太陽光発電の未来を守る新しいシステム
近年、カーボンニュートラルの実現に向けた太陽光発電の普及が進んでいます。しかし、発電所はサイバー攻撃の標的となることが増えており、その脆弱性が問題視されています。経済産業省のワーキンググループでもこの課題についての議論が活発化しており、特に50kW未満の小規模太陽光発電所ではサイバーセキュリティに関する明確な基準が整っていないことが懸念されています。

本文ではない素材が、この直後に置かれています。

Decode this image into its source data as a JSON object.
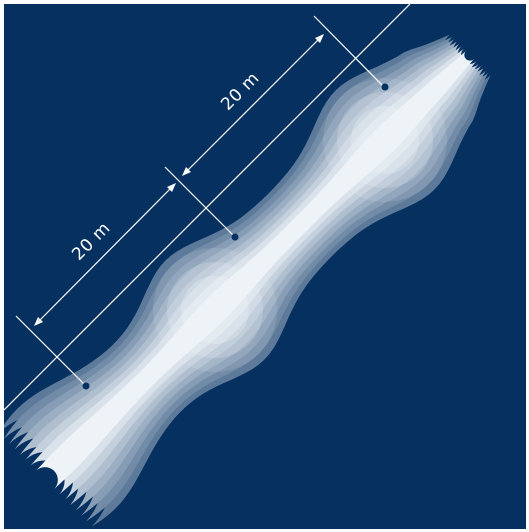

この状況に対応すべく、株式会社オルテナジーが新たに開発した次世代遠隔監視システム『ソーラーグリッドPPH』は、太陽光発電および分散型エネルギーシステムに特化したもので、強固なセキュリティ環境を構築することに成功しました。これにより、発電所をハッキングや情報漏洩といったサイバー攻撃から守ることが可能となります。
強固なセキュリティ環境の構築
『ソラグリPPH』は独自に開発したモバイル専用網を使用し、インターネットへの直接的な接続を避けることで発電所へのアクセスを遮断します。もし不正アクセスを受けた場合でも、迷路のような構造によって攻撃者がたどり着くことを難しくしています。この技術は従来の遠隔監視システムの脆弱性を大きく改善するものです。
また、Amazon Web Services(AWS)上の安全な環境で運用し、二要素認証やタイムアウト機能を取り入れた専用のアクセス方式を備えています。これにより、正規の管理者のみが遠隔操作できるようになり、セキュリティが著しく向上しています。
小規模発電所にも優しい導入
『ソラグリPPH』は、規模を問わず導入が可能なシンプルな設計を実現しました。特に小規模な低圧太陽光発電所にも安価で手軽に導入できるため、多くの事業者にとって利用価値の高いシステムとなります。ファーウェイ製のパワーコンディショナーを使う際には、通常のモニタリングシステムに必要なゲートウェイが不要という特長もあります。この仕組みにより、発電所の管理コストを大幅に削減できるのです。
一元管理に関する機能
『ソラグリPPH』では、発電所の状態を「異常」「注意」「正常」の3つのカテゴリーで表示することができます。また、各デバイスの状況を「故障」「要現場確認」「要分析」「経過観察」に分類し、問題が発生した際の切り分け業務の負荷を軽減します。地域や稼働開始日、施工会社、運営管理会社などの情報も詳しく管理でき、より効率的な運用をサポートします。
今後の展開
さらに、『ソラグリPPH』は太陽光発電所の維持・管理を助けるための便利な機能も多岐にわたって搭載されています。パワーコンディショナーごとのエラー履歴を表示したり、日射量や気温、積雪量といった気象データを収集し、ダウンロードできる機能も順次追加予定です。
今後も、株式会社オルテナジーは分散型エネルギーのセキュリティ対策を強化し、さらなる効率化を進めてまいります。太陽光発電の未来を守るための取り組みを是非知っていただきたいと思います。